Только Майлс Бьернстам сказал:
- Мне все это неясно. Я против войн, но, пожалуй, Германию нужно поколотить, ведь их юнкерство препятствует прогрессу.
Кэрол в начале осени зашла к Майлсу и Би. Они встретили ее радостными возгласами, принялись обмахивать стулья и помчались за водой для кофе. Майлс, сияя, стоял перед ней. Он часто впадал в свою прежнюю непочтительность к властителям Гофер-Прери, но всегда, делая над собой усилие, прибавлял для приличия что - нибудь одобрительное.
- У вас, верно, побывало много народу? - спросила Кэрол.
- О, кузина Би, Тина, приходит постоянно, потом мастер с лесопилки и… Да, нам очень хорошо. Вы только взгляните на Би! Как послушаешь ее, да поглядишь на ее скандинавскую льняную головку, так можно подумать, что это канарейка; но она настоящая наседка! Как она хлопочет вокруг меня!.. Ведь она старого Майлса заставила носить галстук! Не хочу портить ее и говорить при ней, но она такая… такая!.. Что нам за дело, черт возьми, если эти надменные болваны не приходят к нам с визитом? С нас довольно друг друга!

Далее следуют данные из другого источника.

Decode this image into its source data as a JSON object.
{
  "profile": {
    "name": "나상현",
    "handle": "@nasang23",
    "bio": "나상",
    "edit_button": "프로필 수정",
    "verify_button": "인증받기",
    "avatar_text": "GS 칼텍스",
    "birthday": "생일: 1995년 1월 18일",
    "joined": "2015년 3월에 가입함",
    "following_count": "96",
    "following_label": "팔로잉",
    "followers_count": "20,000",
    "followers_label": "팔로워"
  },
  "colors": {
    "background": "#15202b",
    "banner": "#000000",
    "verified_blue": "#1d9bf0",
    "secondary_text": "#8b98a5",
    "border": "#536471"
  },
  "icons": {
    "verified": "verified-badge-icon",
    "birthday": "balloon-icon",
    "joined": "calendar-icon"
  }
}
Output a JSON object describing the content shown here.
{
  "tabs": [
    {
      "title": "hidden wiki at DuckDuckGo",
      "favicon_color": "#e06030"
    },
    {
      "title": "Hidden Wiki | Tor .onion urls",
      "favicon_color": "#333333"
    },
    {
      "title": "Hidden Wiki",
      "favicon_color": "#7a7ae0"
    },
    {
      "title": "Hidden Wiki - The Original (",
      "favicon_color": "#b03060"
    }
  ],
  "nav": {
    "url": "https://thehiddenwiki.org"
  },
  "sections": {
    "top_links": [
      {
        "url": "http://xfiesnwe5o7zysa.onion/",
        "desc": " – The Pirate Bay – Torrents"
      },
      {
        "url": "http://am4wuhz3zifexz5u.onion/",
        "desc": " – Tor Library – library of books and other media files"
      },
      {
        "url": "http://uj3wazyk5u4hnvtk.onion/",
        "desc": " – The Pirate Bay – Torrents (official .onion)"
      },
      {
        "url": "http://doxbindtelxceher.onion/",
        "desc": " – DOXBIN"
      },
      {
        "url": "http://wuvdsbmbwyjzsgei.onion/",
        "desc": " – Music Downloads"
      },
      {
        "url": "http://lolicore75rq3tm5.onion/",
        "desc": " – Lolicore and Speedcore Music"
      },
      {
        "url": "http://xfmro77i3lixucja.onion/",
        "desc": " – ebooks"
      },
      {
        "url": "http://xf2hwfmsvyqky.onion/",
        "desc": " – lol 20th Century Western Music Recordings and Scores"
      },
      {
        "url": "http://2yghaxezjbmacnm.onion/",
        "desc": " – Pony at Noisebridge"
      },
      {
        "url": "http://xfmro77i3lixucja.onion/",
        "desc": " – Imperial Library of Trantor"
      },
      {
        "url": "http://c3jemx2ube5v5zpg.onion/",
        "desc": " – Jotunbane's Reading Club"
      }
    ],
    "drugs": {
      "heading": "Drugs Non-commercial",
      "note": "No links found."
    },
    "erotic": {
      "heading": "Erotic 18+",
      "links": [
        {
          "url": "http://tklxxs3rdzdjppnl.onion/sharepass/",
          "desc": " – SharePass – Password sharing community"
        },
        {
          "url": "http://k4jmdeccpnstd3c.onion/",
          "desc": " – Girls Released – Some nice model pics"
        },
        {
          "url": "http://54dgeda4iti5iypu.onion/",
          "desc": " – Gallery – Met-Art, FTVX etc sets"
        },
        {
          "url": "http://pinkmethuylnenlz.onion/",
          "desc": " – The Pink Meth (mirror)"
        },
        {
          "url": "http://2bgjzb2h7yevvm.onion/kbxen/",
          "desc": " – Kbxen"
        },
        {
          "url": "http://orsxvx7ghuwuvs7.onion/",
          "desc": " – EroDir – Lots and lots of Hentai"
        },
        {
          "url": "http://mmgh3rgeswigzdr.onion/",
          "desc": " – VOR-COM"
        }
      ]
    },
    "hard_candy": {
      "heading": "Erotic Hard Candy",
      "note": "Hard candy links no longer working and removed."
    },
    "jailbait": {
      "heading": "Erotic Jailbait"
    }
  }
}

Кэрол беспокоилась о них, хотела помочь им, но забывала об этом среди собственных волнений и страхов. Этой осенью она ожидала ребенка, ожидала нового интереса в жизни, который могла принести эта великая и опасная перемена.
ГЛАВА ДВАДЦАТАЯ
I
Ребенок должен был появиться. Каждое утро Кэрол тошнило, знобило, и она была уверена, что навсегда останется такой уродиной. В сумерках ее каждый раз охватывал страх. Она не испытывала радостного волнения, а, наоборот, сердилась и остро ощущала свое безобразие. Потом тошноты прошли, и начался долгий период бессмысленной скуки. Ей стало трудно двигаться, и ее злило, что она, всегда такая легкая и быстрая, вынуждена опираться на палку. Со всех сторон она видела нескромные взоры. Матроны при встречах считали своим долгом заметить: "Теперь, когда вы готовитесь стать матерью, дорогая, вы забудете ваши идеи и станете солидной". Она сознавала, что волей-неволей вступит в круг домашних хозяек. С таким заложником, как ребенок, ей уже не убежать; она будет пить кофе, качать люльку и разговаривать о пеленках!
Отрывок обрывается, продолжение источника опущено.